Mike Cole
GALAXIES OF MEANING
Think of Vallejo eating almost nothing,
smoking hand-rolled cigarettes,
spitting the shreds of tobacco
between his dried lips,
crazed by the black horses
thrashing through his waking dream,
and of Lorca smelling the slaughterhouse
and the Hudson River with its patina of offal
and setting it all to the rhythm of metal flanged heels
on the moon-fringed tiles in Barcelona.
Think of the unnamed and never to be known one
aflame from so far within that what she becomes
or how she is regarded cannot shred the fist
that grapples her to the thrumming engine
carrying her back into galaxies of meaning
that look more like great fires than stars.
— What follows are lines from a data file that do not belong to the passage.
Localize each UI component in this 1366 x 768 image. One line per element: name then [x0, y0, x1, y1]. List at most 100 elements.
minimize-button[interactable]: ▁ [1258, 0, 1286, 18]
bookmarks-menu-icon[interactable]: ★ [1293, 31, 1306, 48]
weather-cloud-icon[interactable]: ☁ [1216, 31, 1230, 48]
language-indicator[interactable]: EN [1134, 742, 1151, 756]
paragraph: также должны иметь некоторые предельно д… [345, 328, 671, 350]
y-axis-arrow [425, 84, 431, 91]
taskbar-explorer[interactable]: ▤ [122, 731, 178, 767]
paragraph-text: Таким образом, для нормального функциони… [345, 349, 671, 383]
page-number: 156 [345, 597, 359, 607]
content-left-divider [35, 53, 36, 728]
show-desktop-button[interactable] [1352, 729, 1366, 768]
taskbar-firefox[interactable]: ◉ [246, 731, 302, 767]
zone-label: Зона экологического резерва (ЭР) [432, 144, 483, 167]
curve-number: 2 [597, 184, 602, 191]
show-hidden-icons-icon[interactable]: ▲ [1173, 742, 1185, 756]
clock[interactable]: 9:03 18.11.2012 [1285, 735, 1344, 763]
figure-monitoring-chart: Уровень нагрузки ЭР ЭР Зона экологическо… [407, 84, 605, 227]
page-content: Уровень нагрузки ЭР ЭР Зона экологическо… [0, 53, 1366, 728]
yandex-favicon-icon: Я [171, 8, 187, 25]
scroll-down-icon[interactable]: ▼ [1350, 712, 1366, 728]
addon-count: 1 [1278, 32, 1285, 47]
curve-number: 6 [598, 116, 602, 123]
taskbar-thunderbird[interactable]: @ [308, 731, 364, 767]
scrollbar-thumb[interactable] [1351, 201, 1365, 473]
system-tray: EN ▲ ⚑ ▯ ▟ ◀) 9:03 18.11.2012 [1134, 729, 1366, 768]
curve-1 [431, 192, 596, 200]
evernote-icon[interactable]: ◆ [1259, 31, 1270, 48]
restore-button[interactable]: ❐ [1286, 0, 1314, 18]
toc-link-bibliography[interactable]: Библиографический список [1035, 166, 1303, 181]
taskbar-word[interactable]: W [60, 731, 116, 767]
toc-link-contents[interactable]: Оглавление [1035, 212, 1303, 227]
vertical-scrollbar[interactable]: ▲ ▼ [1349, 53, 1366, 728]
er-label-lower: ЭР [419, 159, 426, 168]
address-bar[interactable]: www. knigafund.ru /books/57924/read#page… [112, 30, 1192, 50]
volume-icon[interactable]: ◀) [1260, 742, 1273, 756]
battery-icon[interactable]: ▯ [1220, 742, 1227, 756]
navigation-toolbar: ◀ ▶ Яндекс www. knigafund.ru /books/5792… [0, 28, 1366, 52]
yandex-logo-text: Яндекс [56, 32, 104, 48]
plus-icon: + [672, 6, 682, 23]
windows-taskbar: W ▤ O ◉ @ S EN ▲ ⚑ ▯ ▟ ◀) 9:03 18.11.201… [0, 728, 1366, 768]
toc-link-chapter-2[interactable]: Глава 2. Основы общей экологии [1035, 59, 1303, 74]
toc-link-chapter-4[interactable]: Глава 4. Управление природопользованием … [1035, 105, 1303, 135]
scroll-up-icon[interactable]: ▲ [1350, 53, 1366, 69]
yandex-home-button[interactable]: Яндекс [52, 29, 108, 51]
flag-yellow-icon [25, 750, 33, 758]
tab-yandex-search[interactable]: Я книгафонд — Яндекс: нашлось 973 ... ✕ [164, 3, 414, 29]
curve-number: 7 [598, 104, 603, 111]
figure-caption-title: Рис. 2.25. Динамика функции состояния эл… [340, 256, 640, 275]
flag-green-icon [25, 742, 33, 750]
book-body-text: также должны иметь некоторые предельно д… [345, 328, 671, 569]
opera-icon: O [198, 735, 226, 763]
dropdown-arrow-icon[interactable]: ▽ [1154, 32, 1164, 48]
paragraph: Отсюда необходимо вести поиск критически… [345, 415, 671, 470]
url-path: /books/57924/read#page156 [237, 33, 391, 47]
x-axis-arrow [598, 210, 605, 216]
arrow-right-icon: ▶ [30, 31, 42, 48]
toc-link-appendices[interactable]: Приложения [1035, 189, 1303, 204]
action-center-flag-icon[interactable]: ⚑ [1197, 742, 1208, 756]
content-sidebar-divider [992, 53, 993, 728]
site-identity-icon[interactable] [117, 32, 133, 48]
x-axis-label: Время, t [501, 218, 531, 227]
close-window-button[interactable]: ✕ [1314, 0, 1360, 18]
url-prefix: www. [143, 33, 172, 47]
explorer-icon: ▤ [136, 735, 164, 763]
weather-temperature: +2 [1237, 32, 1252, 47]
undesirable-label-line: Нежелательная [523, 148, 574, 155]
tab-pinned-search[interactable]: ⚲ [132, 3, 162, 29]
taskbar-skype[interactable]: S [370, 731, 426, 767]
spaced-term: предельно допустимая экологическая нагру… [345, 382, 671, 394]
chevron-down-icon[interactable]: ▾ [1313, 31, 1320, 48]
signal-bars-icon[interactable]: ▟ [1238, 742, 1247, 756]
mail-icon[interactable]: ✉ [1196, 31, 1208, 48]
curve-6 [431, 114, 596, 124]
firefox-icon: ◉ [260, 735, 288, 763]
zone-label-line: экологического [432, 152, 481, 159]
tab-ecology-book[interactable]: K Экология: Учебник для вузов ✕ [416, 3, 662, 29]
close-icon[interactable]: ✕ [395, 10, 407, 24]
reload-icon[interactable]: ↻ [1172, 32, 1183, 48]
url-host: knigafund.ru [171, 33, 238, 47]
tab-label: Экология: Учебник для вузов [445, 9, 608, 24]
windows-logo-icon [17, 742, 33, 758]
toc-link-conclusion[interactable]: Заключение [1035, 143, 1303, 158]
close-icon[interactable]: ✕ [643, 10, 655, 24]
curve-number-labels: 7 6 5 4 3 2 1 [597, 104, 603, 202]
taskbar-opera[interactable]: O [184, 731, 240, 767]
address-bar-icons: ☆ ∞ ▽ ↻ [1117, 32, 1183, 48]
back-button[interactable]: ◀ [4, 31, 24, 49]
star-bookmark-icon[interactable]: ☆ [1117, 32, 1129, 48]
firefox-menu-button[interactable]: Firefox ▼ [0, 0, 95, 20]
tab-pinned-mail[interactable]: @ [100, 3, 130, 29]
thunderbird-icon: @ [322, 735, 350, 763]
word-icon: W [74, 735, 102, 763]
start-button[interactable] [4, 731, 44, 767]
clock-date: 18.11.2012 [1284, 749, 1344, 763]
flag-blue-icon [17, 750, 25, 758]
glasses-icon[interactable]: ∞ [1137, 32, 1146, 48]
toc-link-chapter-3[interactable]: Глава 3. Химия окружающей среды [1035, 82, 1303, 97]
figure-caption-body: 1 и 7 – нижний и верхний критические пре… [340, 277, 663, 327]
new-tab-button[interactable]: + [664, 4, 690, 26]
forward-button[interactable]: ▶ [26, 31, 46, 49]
Mike Cole was born in Fresno, California (1948) and graduated from Fresno State College in 1971 when a Fresno poetry awakening led by Philip Levine was underway. His first book, The New Alchemy, is making the rounds of publishers. Over a sporadic 45 year publication history, Mike’s poems have appeared in Antioch Review, Laurel Review, Midland Review, Blast Furnace, Red Savina Review, and other magazines, and in the anthology Highway 99, by Heyday Press. He lives in the Sierra Nevada Foothills near Yosemite National Park.